En la vida cotidiana, no es extraño encontrar conversaciones muy similares a la siguiente:
-¿Conoces a María, que acaba de adoptar a un bebé precioso?
-Sí, estuvieron intentando tener un hijo durante años, pero no hubo manera.
-¡Pues se acaba de quedar embarazada!
-¿De verdad? Sí es que lo que les hacía falta era relajarse y la adopción les ha venido de perlas…
Esta conversación típica deja patente una creencia popular que está bastante extendida a lo largo del mundo. Muchas parejas, después de intentar sin éxito y durante años la gestación de un bebé, deciden adoptar. Para sorpresa de todos, la mujer se queda entonces embarazada y los comentarios acerca del estrés emocional como culpable de su infertilidad se dejan entrever. Pero, ¿tiene este razonamiento alguna base real o es un mito sustentado en casualidades?
Lo primero que hay que tener en cuenta a la hora de estudiar estas situaciones es el pequeño valor de estos casos anecdóticos. ¿Cómo sabemos que, de no haber adoptado María, no se hubiera quedado embarazada igual? Simple y llanamente no lo podemos saber, pero el ser humano, instintivamente, intenta relacionar ambas situaciones.
¿Cómo podemos conocer entonces si realmente la adopción incrementa las posibilidades de tener un embarazo viable? Con estudios clínicos. Se realiza un seguimiento de dos grupos de parejas que están buscando tener niños, uno de los grupos ha adoptado en algún momento del proceso mientras que el otro no. ¿Habrá diferencias? ¿El grupo de parejas que ha adoptado mostrará mayor porcentaje de embarazos que aquel que no lo ha hecho?
Esta es la idea principal de muchos estudios que se realizaron expresamente para descubrir la realidad de este asunto. ¿El resultado? El grupo de parejas que había adoptado mostraba unos porcentajes de concepción similares a aquellos que no. Es decir, aún después de varios años intentándolo, determinadas parejas consiguen alcanzar el embarazo independientemente de si tiene lugar una adopción. Sin embargo, ante este sorprendente hecho, la cultura popular señala a la adopción como la varita mágica que solucionó el problema. No es tampoco una creencia aislada, los mitos suelen rodear con fuerza al proceso de embarazo.

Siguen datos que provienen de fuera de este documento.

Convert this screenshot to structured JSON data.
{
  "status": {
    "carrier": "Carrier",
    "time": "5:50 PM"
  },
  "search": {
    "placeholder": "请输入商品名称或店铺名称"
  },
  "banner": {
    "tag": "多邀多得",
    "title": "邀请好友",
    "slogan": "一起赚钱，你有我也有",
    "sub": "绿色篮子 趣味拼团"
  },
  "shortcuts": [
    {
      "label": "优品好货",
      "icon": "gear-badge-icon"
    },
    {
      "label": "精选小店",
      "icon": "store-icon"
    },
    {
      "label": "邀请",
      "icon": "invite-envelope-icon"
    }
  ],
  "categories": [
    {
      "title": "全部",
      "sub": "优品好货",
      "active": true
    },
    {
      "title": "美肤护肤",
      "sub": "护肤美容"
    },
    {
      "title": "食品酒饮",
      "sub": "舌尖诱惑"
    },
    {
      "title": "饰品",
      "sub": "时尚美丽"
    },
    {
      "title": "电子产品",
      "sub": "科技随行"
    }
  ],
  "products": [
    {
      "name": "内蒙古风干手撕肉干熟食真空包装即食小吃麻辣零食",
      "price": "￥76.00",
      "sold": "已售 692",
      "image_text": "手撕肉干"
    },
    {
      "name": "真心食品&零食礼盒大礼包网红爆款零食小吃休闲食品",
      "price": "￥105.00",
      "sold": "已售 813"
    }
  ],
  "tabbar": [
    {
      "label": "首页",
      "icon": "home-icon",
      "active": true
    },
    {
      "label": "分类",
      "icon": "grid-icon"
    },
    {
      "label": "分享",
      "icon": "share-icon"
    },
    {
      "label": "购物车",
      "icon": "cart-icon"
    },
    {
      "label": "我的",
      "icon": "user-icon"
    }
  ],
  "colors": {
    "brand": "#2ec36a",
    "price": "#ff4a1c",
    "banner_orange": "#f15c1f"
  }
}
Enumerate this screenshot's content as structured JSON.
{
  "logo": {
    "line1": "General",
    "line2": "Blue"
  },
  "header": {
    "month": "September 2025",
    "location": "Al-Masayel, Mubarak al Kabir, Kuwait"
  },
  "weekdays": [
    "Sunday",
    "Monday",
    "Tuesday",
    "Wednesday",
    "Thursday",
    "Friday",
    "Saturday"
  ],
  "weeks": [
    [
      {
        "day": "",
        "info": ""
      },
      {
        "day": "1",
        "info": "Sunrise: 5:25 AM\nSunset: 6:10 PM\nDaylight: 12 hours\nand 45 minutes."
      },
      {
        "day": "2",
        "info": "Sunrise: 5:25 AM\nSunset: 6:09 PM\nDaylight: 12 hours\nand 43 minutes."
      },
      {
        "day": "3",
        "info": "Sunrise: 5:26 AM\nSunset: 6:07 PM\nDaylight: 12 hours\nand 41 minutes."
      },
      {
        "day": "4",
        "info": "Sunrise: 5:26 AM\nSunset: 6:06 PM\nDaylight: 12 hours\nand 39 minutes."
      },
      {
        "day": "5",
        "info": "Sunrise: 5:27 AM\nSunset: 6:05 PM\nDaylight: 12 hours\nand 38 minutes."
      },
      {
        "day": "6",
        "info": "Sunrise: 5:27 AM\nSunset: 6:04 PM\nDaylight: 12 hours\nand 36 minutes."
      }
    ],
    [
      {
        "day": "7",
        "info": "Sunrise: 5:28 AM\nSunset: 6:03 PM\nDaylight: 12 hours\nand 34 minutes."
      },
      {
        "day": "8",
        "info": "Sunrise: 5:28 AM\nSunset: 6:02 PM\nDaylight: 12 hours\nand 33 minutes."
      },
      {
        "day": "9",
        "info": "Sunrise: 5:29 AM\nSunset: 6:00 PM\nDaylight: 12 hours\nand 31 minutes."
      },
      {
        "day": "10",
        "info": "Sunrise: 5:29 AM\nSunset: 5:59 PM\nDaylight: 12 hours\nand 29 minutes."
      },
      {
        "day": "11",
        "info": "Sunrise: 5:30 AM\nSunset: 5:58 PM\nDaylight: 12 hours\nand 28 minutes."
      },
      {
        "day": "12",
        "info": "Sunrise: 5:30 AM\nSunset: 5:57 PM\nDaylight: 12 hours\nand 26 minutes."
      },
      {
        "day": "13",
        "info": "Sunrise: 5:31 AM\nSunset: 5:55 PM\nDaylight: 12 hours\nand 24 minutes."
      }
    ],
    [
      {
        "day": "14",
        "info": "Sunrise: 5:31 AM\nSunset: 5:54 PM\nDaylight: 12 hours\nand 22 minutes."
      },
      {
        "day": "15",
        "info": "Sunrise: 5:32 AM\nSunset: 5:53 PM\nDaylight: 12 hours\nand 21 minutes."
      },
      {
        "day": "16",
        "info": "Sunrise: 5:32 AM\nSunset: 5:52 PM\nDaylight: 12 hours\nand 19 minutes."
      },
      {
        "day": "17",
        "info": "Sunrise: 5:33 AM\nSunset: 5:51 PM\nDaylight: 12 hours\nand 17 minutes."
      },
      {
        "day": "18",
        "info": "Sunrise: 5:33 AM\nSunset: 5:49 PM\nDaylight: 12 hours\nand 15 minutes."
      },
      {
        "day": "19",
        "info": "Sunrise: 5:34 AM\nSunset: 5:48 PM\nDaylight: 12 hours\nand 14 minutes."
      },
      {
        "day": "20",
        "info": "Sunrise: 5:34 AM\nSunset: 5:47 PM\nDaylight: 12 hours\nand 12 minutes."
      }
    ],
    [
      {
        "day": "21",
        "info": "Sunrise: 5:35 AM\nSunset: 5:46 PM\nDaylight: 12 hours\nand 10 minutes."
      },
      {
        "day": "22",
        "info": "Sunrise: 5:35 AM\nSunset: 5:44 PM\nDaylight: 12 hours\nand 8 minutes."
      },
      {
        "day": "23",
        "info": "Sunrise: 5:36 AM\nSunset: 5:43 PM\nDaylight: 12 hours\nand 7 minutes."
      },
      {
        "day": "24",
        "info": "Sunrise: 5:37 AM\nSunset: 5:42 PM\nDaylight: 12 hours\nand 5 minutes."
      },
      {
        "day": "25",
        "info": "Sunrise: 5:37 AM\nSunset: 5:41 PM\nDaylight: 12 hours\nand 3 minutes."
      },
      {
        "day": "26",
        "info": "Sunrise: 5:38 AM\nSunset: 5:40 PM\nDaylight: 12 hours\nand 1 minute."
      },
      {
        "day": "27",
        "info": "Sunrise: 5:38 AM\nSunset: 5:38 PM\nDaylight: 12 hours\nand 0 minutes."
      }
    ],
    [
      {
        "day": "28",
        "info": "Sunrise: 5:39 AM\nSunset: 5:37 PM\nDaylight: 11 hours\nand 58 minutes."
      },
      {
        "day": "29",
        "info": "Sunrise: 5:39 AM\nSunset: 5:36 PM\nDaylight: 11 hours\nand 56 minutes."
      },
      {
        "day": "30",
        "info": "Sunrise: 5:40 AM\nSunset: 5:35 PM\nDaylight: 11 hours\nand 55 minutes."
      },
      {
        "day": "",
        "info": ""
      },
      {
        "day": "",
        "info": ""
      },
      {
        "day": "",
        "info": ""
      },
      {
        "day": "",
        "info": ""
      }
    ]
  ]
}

Como ejemplo de ideas sin fundamento está el mito de que determinadas posturas durante el coito favorece la gestación o que en luna llena el número de nacimiento de bebés se incrementa.
¿Entonces el estrés emocional asociado a la búsqueda de un hijo que no llega no influye para nada en la fertilidad? Es difícil saberlo. En la actualidad, un 15 % de los casos de infertilidad son de causa desconocida y algunos investigadores apuntan a que cierto porcentaje de este 15 % podría deberse a causas psicológicas.
La realidad, sin embargo, es que la infertilidad psicógena no está demostrada y resulta peligroso atribuir este tipo de infertilidad a parejas en las que no se llega a conocer la causa real, pues es una forma de culpabilizarlas y de hacerlas responsables de su dificultad para tener niños. Hay que tener en cuenta que aunque el problema no se conozca no implica que tenga una causa psicológica. De hecho, entre los años 40 y 50 del siglo pasado, cuando los problemas de fertilidad eran mucho menos conocidos que ahora, se consideraba a la infertilidad psicogénica como causante del 50 % de la incapacidad para tener descendencia. Simplemente es un error utilizar la infertilidad psicogénica como un cajón de sastre al que recurrir cuando los médicos no saben la causa concreta que lo provoca.
¿Podría existir entonces la infertilidad psicógena? Teóricamente sería posible, pues el estrés influye sobre el sistema endocrino y éste interviene de forma importante en el embarazo. Aún así, como comentábamos anteriormente, su existencia no está demostrada y, de existir, es probable que tuviera lugar en un porcentaje muy bajo de los problemas de infertilidad.